捻った足首を見ると腫れていてズキズキとした痛みを感じます。早く邸に帰って休みたいわ。
医者の手配とダンが言っていたけれど、もしかして先に連絡してくれているのかしら。
誘拐されそうになって怪我をしてって、両親に心配かけてしまうのは心苦しくて鬱結した思いに憂いていると、馬車が止まりました。
邸に着いたのでしょう。
馬車のドアが開いて
「ローラ」
目の前に現れた人物の顔に驚いて、一瞬、心臓が止まりました。
レイ様? えっ?
幻なのか、それとも願望が見せた夢? 何度も目を瞬かせて目を凝らして食い入るように見てしまいました。
「よかった。

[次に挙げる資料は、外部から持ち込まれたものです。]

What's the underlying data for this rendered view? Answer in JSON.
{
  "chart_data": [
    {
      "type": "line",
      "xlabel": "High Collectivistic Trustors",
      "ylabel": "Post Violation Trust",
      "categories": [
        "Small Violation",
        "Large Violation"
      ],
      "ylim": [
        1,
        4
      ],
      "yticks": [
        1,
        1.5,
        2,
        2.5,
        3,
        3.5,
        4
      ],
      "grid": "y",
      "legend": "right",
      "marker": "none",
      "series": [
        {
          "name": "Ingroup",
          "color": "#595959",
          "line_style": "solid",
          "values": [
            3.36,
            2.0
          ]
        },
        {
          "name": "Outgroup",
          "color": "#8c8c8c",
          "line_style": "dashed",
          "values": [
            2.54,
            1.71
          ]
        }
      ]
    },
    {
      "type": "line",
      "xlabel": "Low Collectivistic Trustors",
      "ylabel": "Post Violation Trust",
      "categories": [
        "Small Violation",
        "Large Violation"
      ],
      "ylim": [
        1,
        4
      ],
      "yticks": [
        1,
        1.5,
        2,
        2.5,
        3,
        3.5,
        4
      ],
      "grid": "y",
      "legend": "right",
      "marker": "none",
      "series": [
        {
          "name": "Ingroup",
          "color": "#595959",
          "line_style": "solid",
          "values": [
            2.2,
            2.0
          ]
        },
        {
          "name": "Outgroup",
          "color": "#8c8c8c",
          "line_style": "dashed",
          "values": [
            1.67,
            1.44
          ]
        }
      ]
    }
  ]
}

無事だったんだね」
泣きそうな顔をしたレイ様が私を抱きしめました。ふわりと匂うシトラスの香り。
本当にレイ様? 幻ではなくて? でもここは私の邸のはず。なのに、どうして?
思考が追いつかず、次々と浮かんでくる疑問。
「医者に待機してもらっているから、まずは診察を受けよう」
すぐに抱きかかえられた私は馬車から連れ出されました。
そこに広がっている景色は、私の邸ではなく、西の宮。
どうして? と思う間もなく部屋へと運ばれて、診察を受けていました。
♢♢♢
「捻挫ですね。骨には異常はないようですので、一週間ほど安静にして様子を見ましょう」
診察をしてくれたのはサマンサ先生。
宮の一室の診察台で診断結果を聞いた私はやっと肩の力が抜けました。一週間の療養期間はあるものの重症ではなかったようで一安心です。